E isso assusta-me, porque o plano que eu tenho para a minha vida não é esse. Lembro-me de ser mais nova e pensar que queria que a minha vida fosse um corropio, sempre com coisas para fazer, nunca parar, viajar, aviões, trabalho, reuniões, feiras. Enfim, muita confusão – um bocadinho à semelhança do que vi os meus pais fazerem. E eu sei que para se ter sucesso em qualquer área que seja é necessário trabalho – e, nos dias de hoje, sucesso e trabalho não ligam com sossego e calma. Acho que nunca ligaram, mas agora mais do que nunca, numa altura em que somos obcecados com a eficácia e a eficiência e os índices de produtividade e tudo e tudo e tudo. E eu, como futura empresária que me imagino, também serei (pelo menos em certa parte) motivada e obrigada a olhar para esses fatores e sei – por já ter visto – que nada me é entregado de mão beijada e eu vou ter de lutar muito e trabalhar muito para ter aquilo que quero e manter o meu nível de vida.

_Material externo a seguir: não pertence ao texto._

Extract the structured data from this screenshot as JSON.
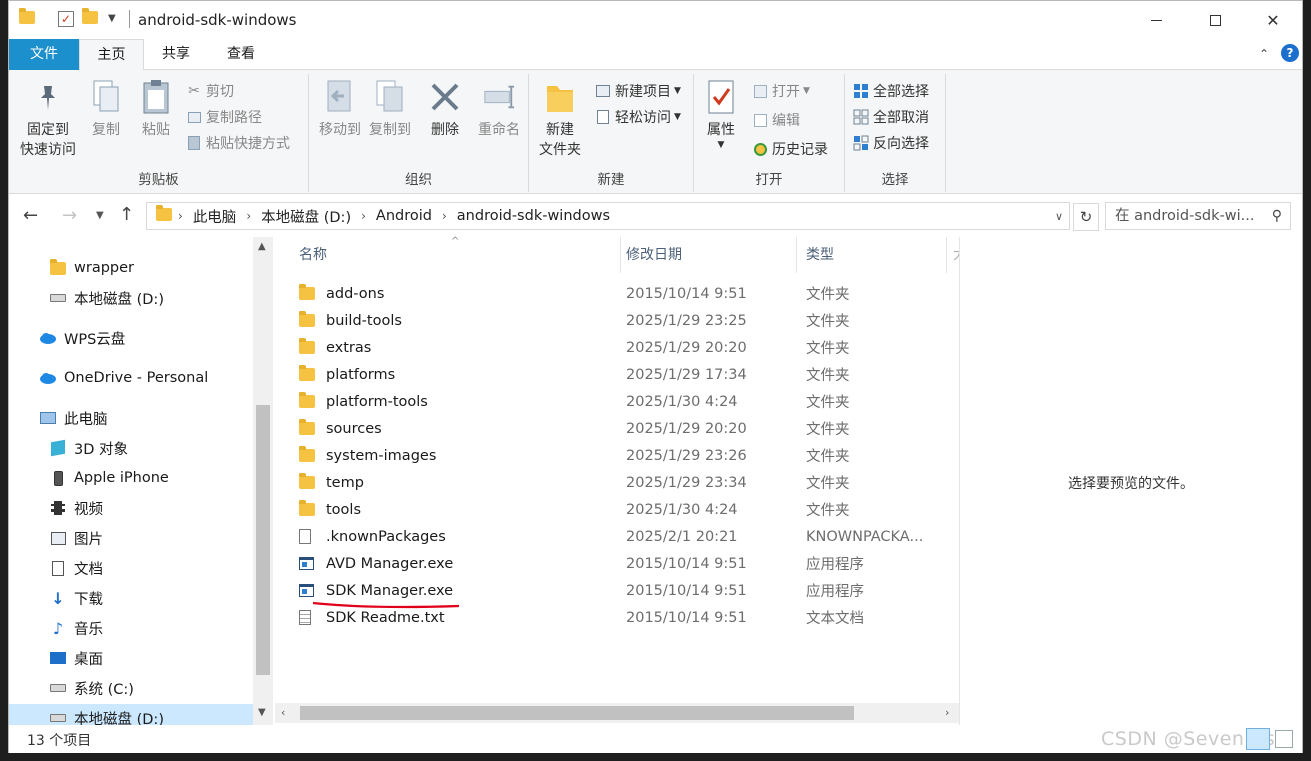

Ou seja: há aqui um conflito de interesses. Por um lado o facto de saber que sou mais feliz com uma vida pacata e calma; por outro, saber também que aquilo que quero não se compadece muito bem com esse estilo de vida. A não ser nas férias – que é precisamente o que estou a fazer agora, antes que chegue Setembro e que me arrebate de cansaço com as extremas mudanças que vai trazer para a minha vida.

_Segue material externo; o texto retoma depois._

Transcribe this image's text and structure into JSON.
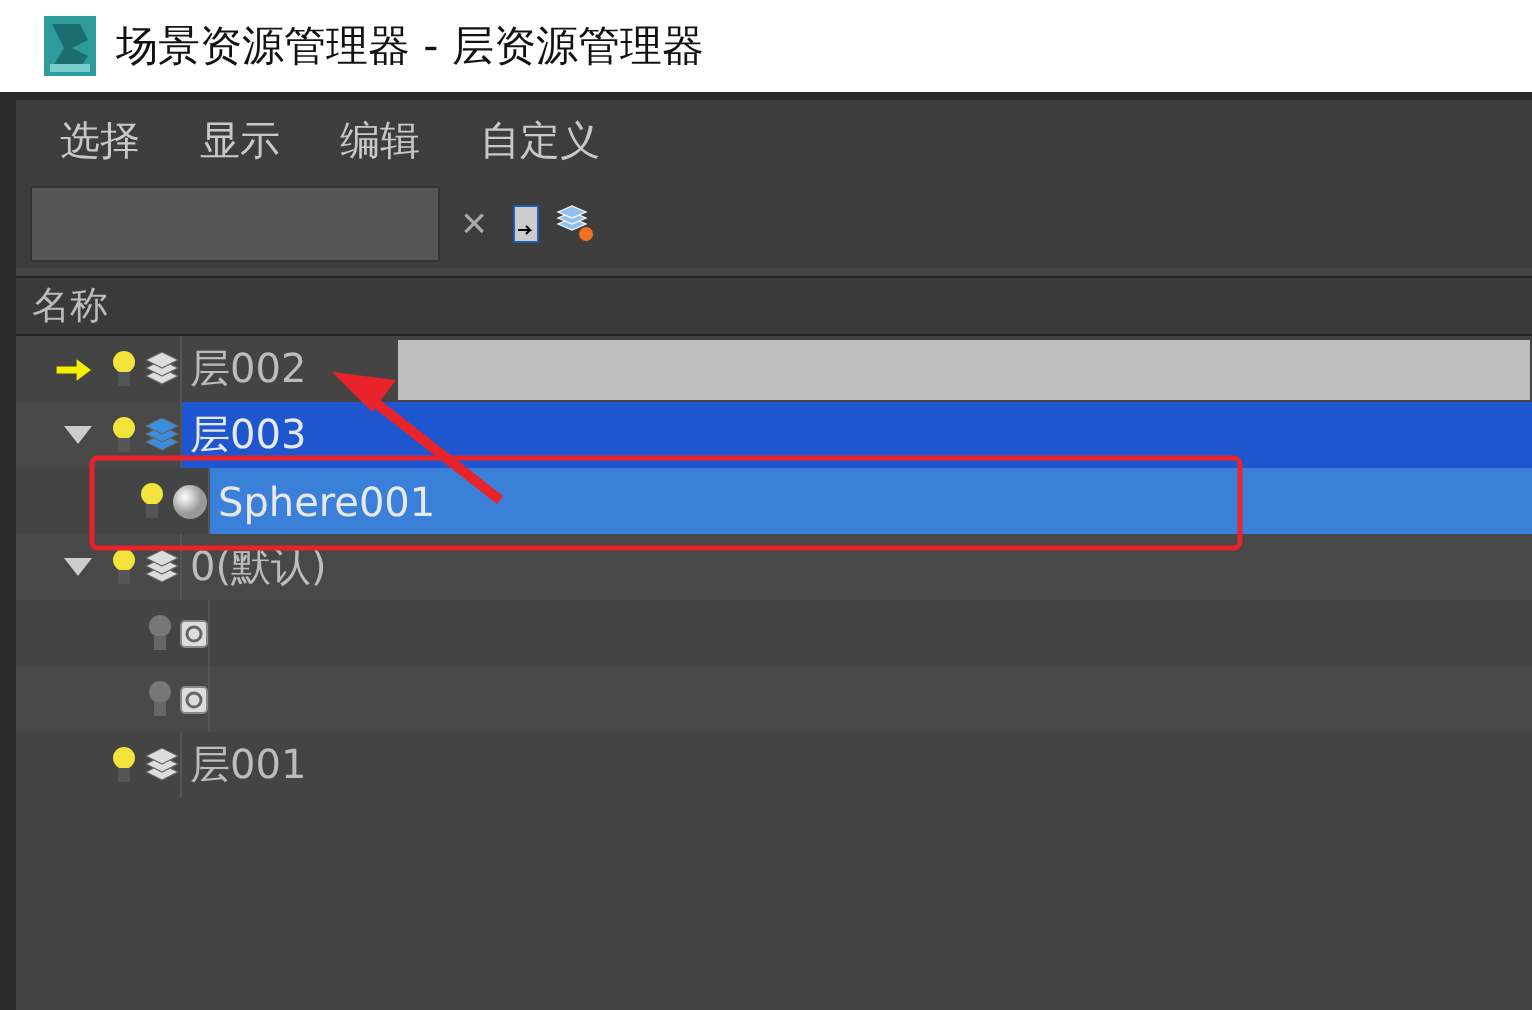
{
  "window": {
    "title": "场景资源管理器 - 层资源管理器"
  },
  "menu": [
    "选择",
    "显示",
    "编辑",
    "自定义"
  ],
  "toolbar": {
    "clear": "×"
  },
  "columns": [
    "名称"
  ],
  "tree": [
    {
      "kind": "layer",
      "name": "层002",
      "current": true,
      "visible": true,
      "selected": false
    },
    {
      "kind": "layer",
      "name": "层003",
      "current": false,
      "visible": true,
      "selected": true,
      "expanded": true,
      "children": [
        {
          "kind": "sphere",
          "name": "Sphere001",
          "visible": true,
          "selected": true
        }
      ]
    },
    {
      "kind": "layer",
      "name": "0(默认)",
      "current": false,
      "visible": true,
      "selected": false,
      "expanded": true,
      "children": [
        {
          "kind": "object",
          "visible": false,
          "selected": false
        },
        {
          "kind": "object",
          "visible": false,
          "selected": false
        }
      ]
    },
    {
      "kind": "layer",
      "name": "层001",
      "current": false,
      "visible": true,
      "selected": false
    }
  ]
}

Depois da dose de sossego que levei nos Açores e de um dia que passei no Gerês, estive a acampar com toda a minha família em Castelo Branco. Dentro do campismo, a paz não é muita – nunca é, quando se juntam quase 30 pessoas, com crianças pelo meio, que querem pôr os assuntos de um ano em dia. Mas a calma da vila onde estive aqueceu-me a alma. Ver o rapaz da caixa de supermercado a contar os cêntimos a uma senhora velhinha, para ela pagar a conta; vê-lo a apanhar calmamente uma aranha com a mão, que estava em cima do tapete das compras, e sair do seu posto de trabalho para a ir pôr lá fora; abrirem-nos a porta do mini-mercado quando já íamos fora de horas comprar bebidas para o jantar; ver os banquinhos de jardim todos alinhados, dia após dia, mesmo depois das jogatinas de cartas pela tarde fora.

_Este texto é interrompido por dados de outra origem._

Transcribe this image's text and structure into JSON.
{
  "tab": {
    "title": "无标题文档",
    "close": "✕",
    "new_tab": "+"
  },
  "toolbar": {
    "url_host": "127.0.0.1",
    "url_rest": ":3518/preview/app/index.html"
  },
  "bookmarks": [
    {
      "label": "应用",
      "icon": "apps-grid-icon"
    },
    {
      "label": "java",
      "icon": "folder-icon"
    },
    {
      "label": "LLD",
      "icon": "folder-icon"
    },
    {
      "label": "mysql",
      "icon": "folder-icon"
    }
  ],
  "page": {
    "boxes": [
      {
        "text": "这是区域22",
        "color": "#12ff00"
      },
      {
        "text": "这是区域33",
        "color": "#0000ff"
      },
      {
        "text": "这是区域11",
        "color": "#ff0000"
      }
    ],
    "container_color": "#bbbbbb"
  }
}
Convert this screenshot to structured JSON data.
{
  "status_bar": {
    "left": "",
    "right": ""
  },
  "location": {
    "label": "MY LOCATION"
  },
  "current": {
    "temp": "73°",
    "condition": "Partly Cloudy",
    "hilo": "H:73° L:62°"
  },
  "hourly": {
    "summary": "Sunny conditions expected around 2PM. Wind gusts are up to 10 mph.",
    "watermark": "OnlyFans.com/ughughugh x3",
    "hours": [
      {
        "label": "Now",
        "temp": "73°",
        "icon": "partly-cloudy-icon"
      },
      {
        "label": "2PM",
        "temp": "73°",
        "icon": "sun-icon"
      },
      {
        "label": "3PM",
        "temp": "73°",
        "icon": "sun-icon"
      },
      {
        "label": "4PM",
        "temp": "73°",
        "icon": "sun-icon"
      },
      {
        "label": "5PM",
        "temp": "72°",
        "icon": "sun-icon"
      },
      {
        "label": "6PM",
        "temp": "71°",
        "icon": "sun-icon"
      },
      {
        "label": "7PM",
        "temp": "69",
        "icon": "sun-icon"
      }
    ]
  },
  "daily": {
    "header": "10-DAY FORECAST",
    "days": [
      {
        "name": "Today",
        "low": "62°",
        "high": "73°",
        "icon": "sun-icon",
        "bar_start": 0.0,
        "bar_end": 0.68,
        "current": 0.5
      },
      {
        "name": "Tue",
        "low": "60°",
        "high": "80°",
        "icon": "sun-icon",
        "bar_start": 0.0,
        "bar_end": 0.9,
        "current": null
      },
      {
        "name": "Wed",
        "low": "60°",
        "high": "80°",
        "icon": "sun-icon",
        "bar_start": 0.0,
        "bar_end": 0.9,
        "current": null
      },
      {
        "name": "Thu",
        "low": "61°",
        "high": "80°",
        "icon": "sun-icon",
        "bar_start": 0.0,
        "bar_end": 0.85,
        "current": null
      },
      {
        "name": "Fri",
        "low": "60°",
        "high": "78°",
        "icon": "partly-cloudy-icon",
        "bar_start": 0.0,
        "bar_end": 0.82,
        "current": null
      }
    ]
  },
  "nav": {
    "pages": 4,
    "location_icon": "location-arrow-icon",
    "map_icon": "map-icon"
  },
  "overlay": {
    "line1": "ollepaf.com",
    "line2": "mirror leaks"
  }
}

São pessoas que não têm pressa – o que não significa não ter respeito pelo tempo dos outros. Se fosse no Porto, já estaria a reclamar porque a senhora já devia ter o dinheiro preparado e porque era muito mais prático o rapaz ter matado o bicho. Porque temos sempre sítios para onde ir, coisas para fazer, assuntos para tratar. Mas ali não. É como se a medida de tempo fosse diferente, como se o tempo não passasse tão rápido. É o chamado slow living. E é maravilhoso.